Gilberto Freyre, Roger Bastide, Florestan Fernandes, entre outros, tratam o negro como

elemento “estático” e “externo” à cultura brasileira, numa chave, de acordo com Ramos,

claramente mimética e, portanto, pior.

A terceira corrente de estudos raciais consistiria num esforço de sociologia prática, a

combater o preconceito racial no país por meio da crítica à ideologia da brancura. A cópia,

no caso da questão racial, desempenha aqui um duplo papel negativo: produz uma

sociologia equivocada (que replica teoria exógenas) e produz um ideal estético que se

constitui em uma patologia nacional, dado o perfil fenotípico majoritariamente não-branco da

população brasileira.

A condição do negro no Brasil só é sociologicamente problemática em decorrência da alienação estética do próprio negro e da hipercorreção estética do branco brasileiro, ávido de identificação com o europeu (Ramos, 1957, p.157).
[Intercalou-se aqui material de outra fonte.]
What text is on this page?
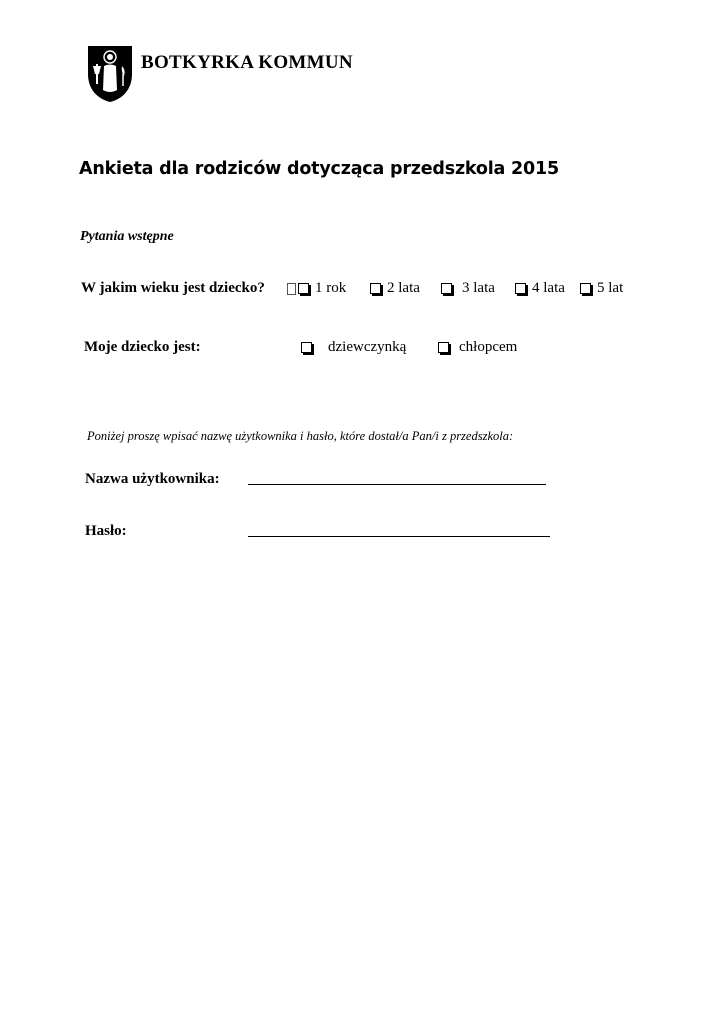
BOTKYRKA KOMMUN
Ankieta dla rodziców dotycząca przedszkola 2015
Pytania wstępne
W jakim wieku jest dziecko?	1 rok	2 lata	3 lata 4 lata 5 lat
Moje dziecko jest:	dziewczynką	chłopcem
Poniżej proszę wpisać nazwę użytkownika i hasło, które dostał/a Pan/i z przedszkola:
Nazwa użytkownika:
Hasło:
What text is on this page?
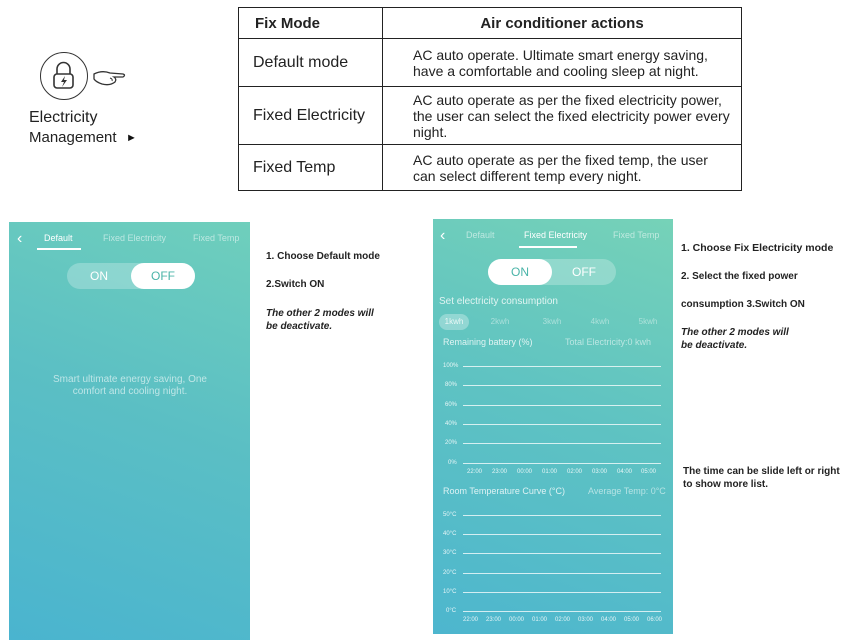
Electricity
Management ►
Fix Mode	Air conditioner actions
Default mode	AC auto operate. Ultimate smart energy saving, have a comfortable and cooling sleep at night.
Fixed Electricity	AC auto operate as per the fixed electricity power, the user can select the fixed electricity power every night.
Fixed Temp	AC auto operate as per the fixed temp, the user can select different temp every night.
‹ Default	Fixed Electricity	Fixed Temp
ON	OFF
Smart ultimate energy saving, One comfort and cooling night.
1. Choose Default mode
2.Switch ON
The other 2 modes will be deactivate.
‹ Default	Fixed Electricity	Fixed Temp
ON	OFF
Set electricity consumption
1kwh	2kwh	3kwh	4kwh	5kwh
Remaining battery (%)	Total Electricity:0 kwh
100%
80%
60%
40%
20%
0%
22:00 23:00 00:00 01:00 02:00 03:00 04:00 05:00
Room Temperature Curve (°C)	Average Temp: 0°C
50°C
40°C
30°C
20°C
10°C
0°C
22:00 23:00 00:00 01:00 02:00 03:00 04:00 05:00 06:00
1. Choose Fix Electricity mode
2. Select the fixed power
consumption 3.Switch ON
The other 2 modes will be deactivate.
The time can be slide left or right to show more list.
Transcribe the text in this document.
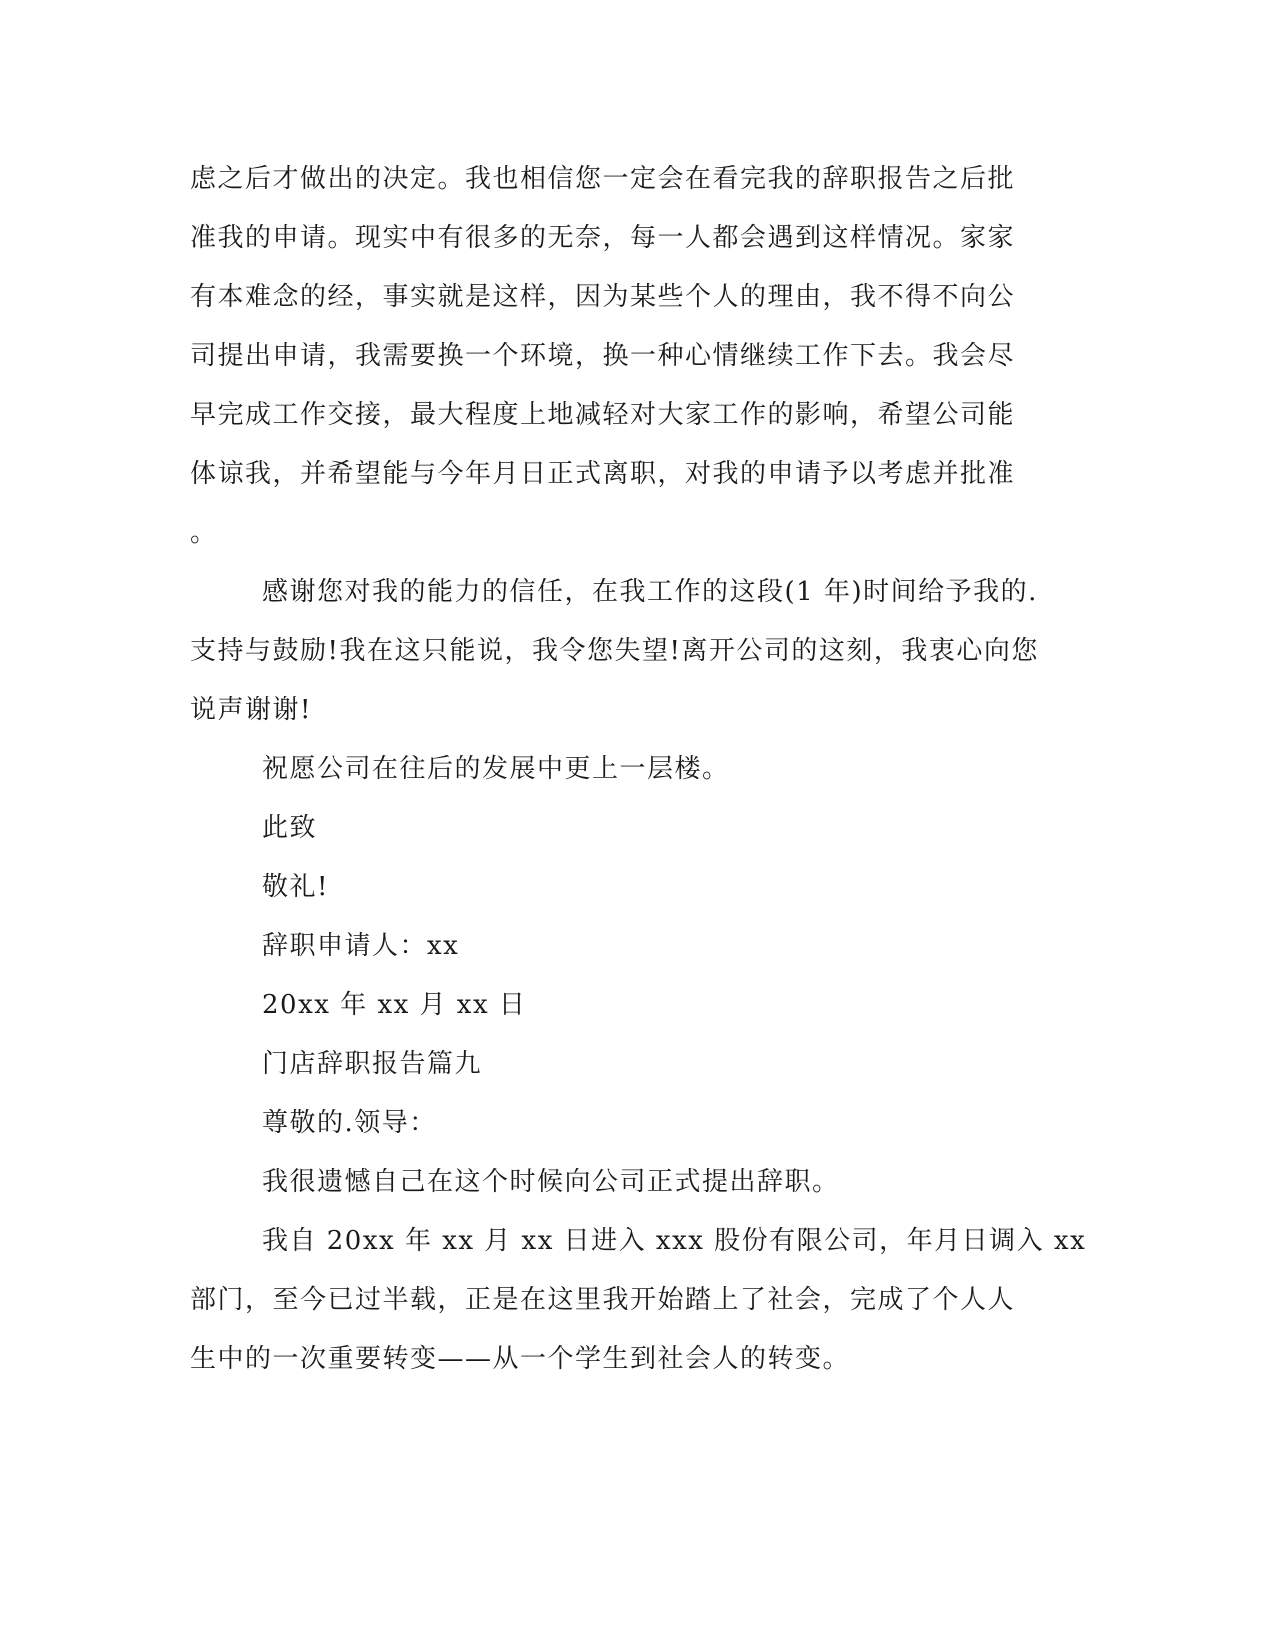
虑之后才做出的决定。我也相信您一定会在看完我的辞职报告之后批
准我的申请。现实中有很多的无奈，每一人都会遇到这样情况。家家
有本难念的经，事实就是这样，因为某些个人的理由，我不得不向公
司提出申请，我需要换一个环境，换一种心情继续工作下去。我会尽
早完成工作交接，最大程度上地减轻对大家工作的影响，希望公司能
体谅我，并希望能与今年月日正式离职，对我的申请予以考虑并批准
。
感谢您对我的能力的信任，在我工作的这段(1 年)时间给予我的.
支持与鼓励!我在这只能说，我令您失望!离开公司的这刻，我衷心向您
说声谢谢!
祝愿公司在往后的发展中更上一层楼。
此致
敬礼!
辞职申请人：xx
20xx 年 xx 月 xx 日
门店辞职报告篇九
尊敬的.领导：
我很遗憾自己在这个时候向公司正式提出辞职。
我自 20xx 年 xx 月 xx 日进入 xxx 股份有限公司，年月日调入 xx
部门，至今已过半载，正是在这里我开始踏上了社会，完成了个人人
生中的一次重要转变——从一个学生到社会人的转变。
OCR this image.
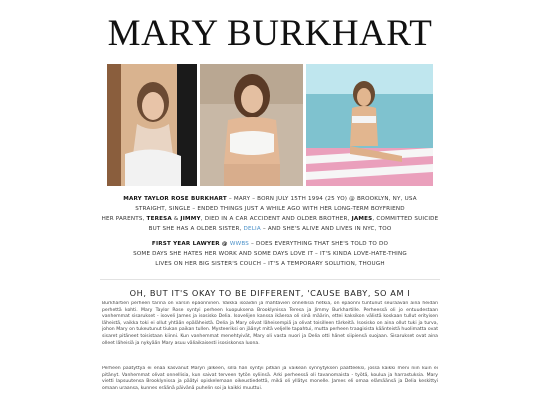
MARY BURKHART
MARY TAYLOR ROSE BURKHART – MARY – BORN JULY 15TH 1994 (25 YO) @ BROOKLYN, NY, USA
STRAIGHT, SINGLE – ENDED THINGS JUST A WHILE AGO WITH HER LONG-TERM BOYFRIEND
HER PARENTS, TERESA & JIMMY, DIED IN A CAR ACCIDENT AND OLDER BROTHER, JAMES, COMMITTED SUICIDE
BUT SHE HAS A OLDER SISTER, DELIA – AND SHE'S ALIVE AND LIVES IN NYC, TOO
FIRST YEAR LAWYER @ WWBS – DOES EVERYTHING THAT SHE'S TOLD TO DO
SOME DAYS SHE HATES HER WORK AND SOME DAYS LOVE IT – IT'S KINDA LOVE-HATE-THING
LIVES ON HER BIG SISTER'S COUCH – IT'S A TEMPORARY SOLUTION, THOUGH
OH, BUT IT'S OKAY TO BE DIFFERENT, 'CAUSE BABY, SO AM I
Burkhartien perheen tarina on varsin epäonninen. Vaikka isoäidin ja mahtavien onnellisia hetkiä, on epäonni tuntunut seuraavan aina heidän perhettä kohti. Mary Taylor Rose syntyi perheen kuopuksena Brooklynissa Teresa ja Jimmy Burkhartille. Perheessä oli jo entuudestaan vanhemmat sisarukset - isoveli James ja isosisko Delia. Isovelijen kanssa ikäeroa oli sinä määrin, ettei kaksikon välistä koskaan tullut erityisen läheistä, vaikka toki ei ollut yhtään epäläheistä. Delia ja Mary olivat läheisempiä ja olivat toisilleen tärkeitä. Isosisko on aina ollut tuki ja turva, johon Mary on tukeutunut tiukan paikan tullen. Mysteeriksi on jäänyt mitä veljelle tapahtui, mutta perheen traagisista käänteistä huolimatta ovat sisaret pitäneet toisistaan kiinni. Kun vanhemmat menehtyivät, Mary oli vasta nuori ja Delia otti hänet siipiensä suojaan. Sisarukset ovat aina olleet läheisiä ja nykyään Mary asuu väliaikaisesti isosiskonsa luona.
Perheen päätyttyä ei enää kasvanut Maryn jälkeen, sillä hän syntyi pitkän ja vaikean synnytyksen päätteeksi, jossa kaikki meni niin kuin ei pitänyt. Vanhemmat olivat onnellisia, kun saivat terveen tytön syliinsä. Arki perheessä oli tavanomaista - työtä, koulua ja harrastuksia. Mary vietti lapsuutensa Brooklynissa ja päätyi opiskelemaan oikeustiedettä, mikä oli yllätys monelle. James eli omaa elämäänsä ja Delia keskittyi omaan uraansa, kunnes eräänä päivänä puhelin soi ja kaikki muuttui.
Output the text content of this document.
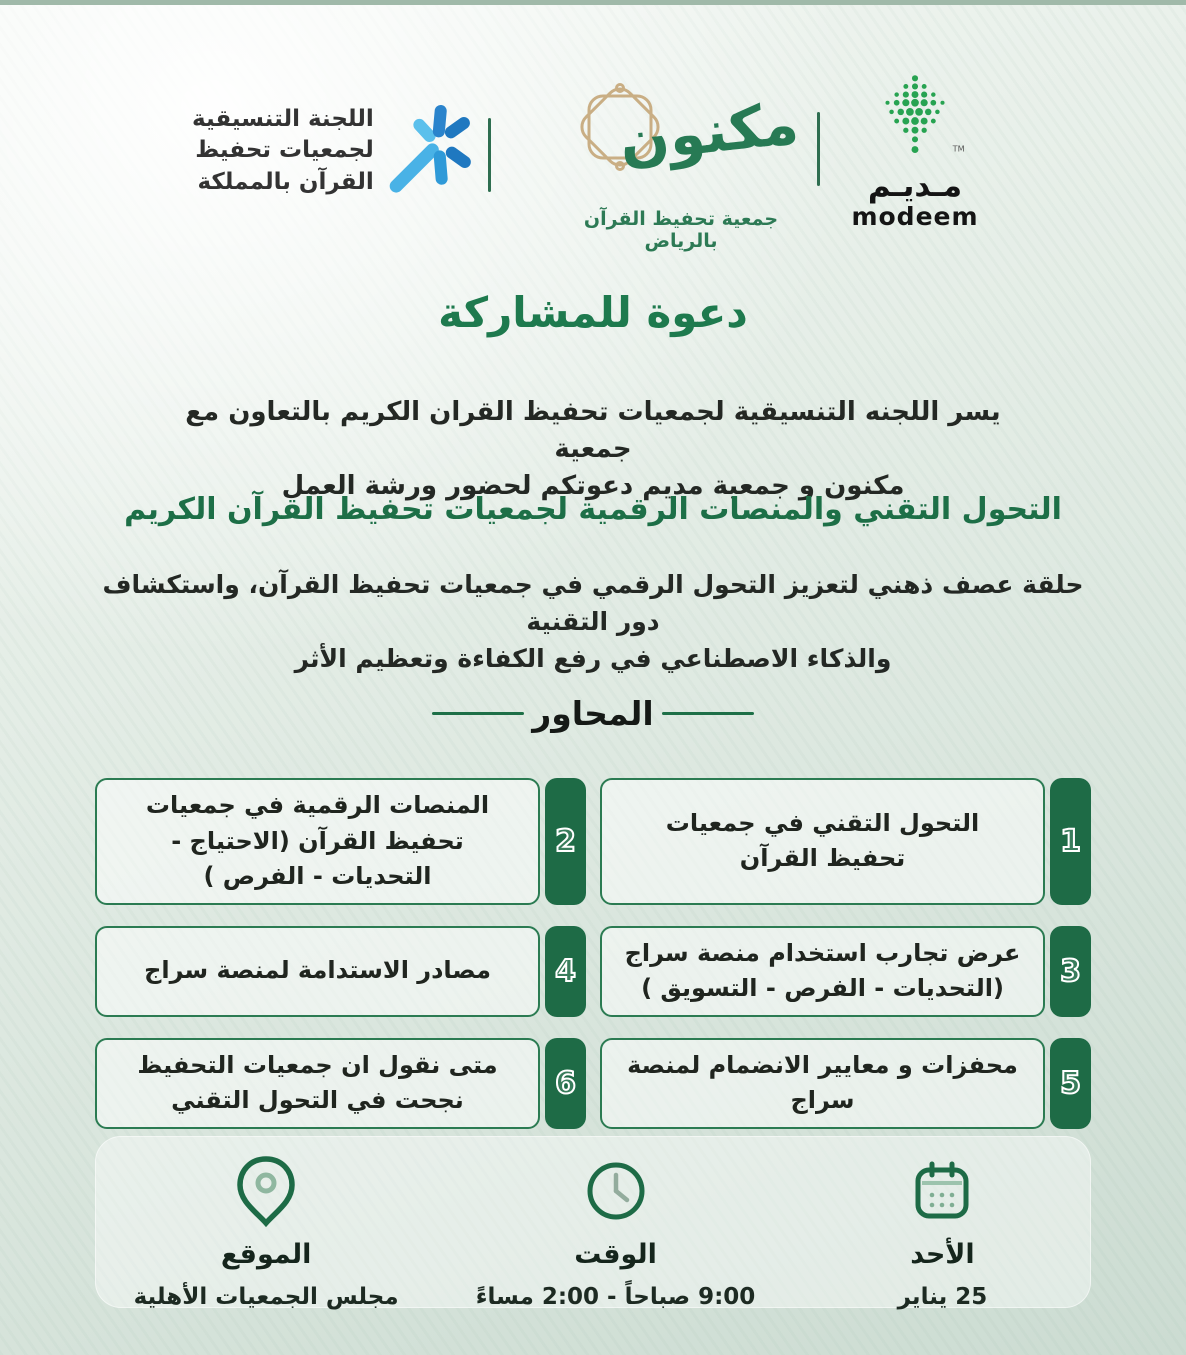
اللجنة التنسيقية
لجمعيات تحفيظ
القرآن بالمملكة
مكنون
جمعية تحفيظ القرآن بالرياض
TM
مـديـم
modeem
دعوة للمشاركة
يسر اللجنه التنسيقية لجمعيات تحفيظ القران الكريم بالتعاون مع جمعية
مكنون و جمعية مديم دعوتكم لحضور ورشة العمل
التحول التقني والمنصات الرقمية لجمعيات تحفيظ القرآن الكريم
حلقة عصف ذهني لتعزيز التحول الرقمي في جمعيات تحفيظ القرآن، واستكشاف دور التقنية
والذكاء الاصطناعي في رفع الكفاءة وتعظيم الأثر
المحاور
1
التحول التقني في جمعيات تحفيظ القرآن
2
المنصات الرقمية في جمعيات تحفيظ القرآن (الاحتياج - التحديات - الفرص )
3
عرض تجارب استخدام منصة سراج (التحديات - الفرص - التسويق )
4
مصادر الاستدامة لمنصة سراج
5
محفزات و معايير الانضمام لمنصة سراج
6
متى نقول ان جمعيات التحفيظ نجحت في التحول التقني
الأحد
25 يناير
الوقت
9:00 صباحاً - 2:00 مساءً
الموقع
مجلس الجمعيات الأهلية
O branco copia a estética europeia e os negros vivem segundo uma avaliação

negativa de si mesmos. Precisamente por se identificar como expressão de um nova

corrente da sociologia brasileira (da qual seriam expressões também a obra de Abdias do

Nascimento), Guerreiro Ramos argumenta que uma consciência nacional finalmente emerge

no país, conforme sugere também a criação do TEN (Teatro Experimental do Negro).

Superada a fase da imitação – típica de países coloniais – “a sociologia, no Brasil, está

entrando em uma segunda etapa da evolução normal” (idem, p. 105), adquirindo uma

consciência crítica de si mesma, ciente dos condicionamentos a que a produção científica

está sujeita, o que, todavia, alerta ele, não exclui o diálogo com outros povos e a

universalidade dos princípios gerais da ciência.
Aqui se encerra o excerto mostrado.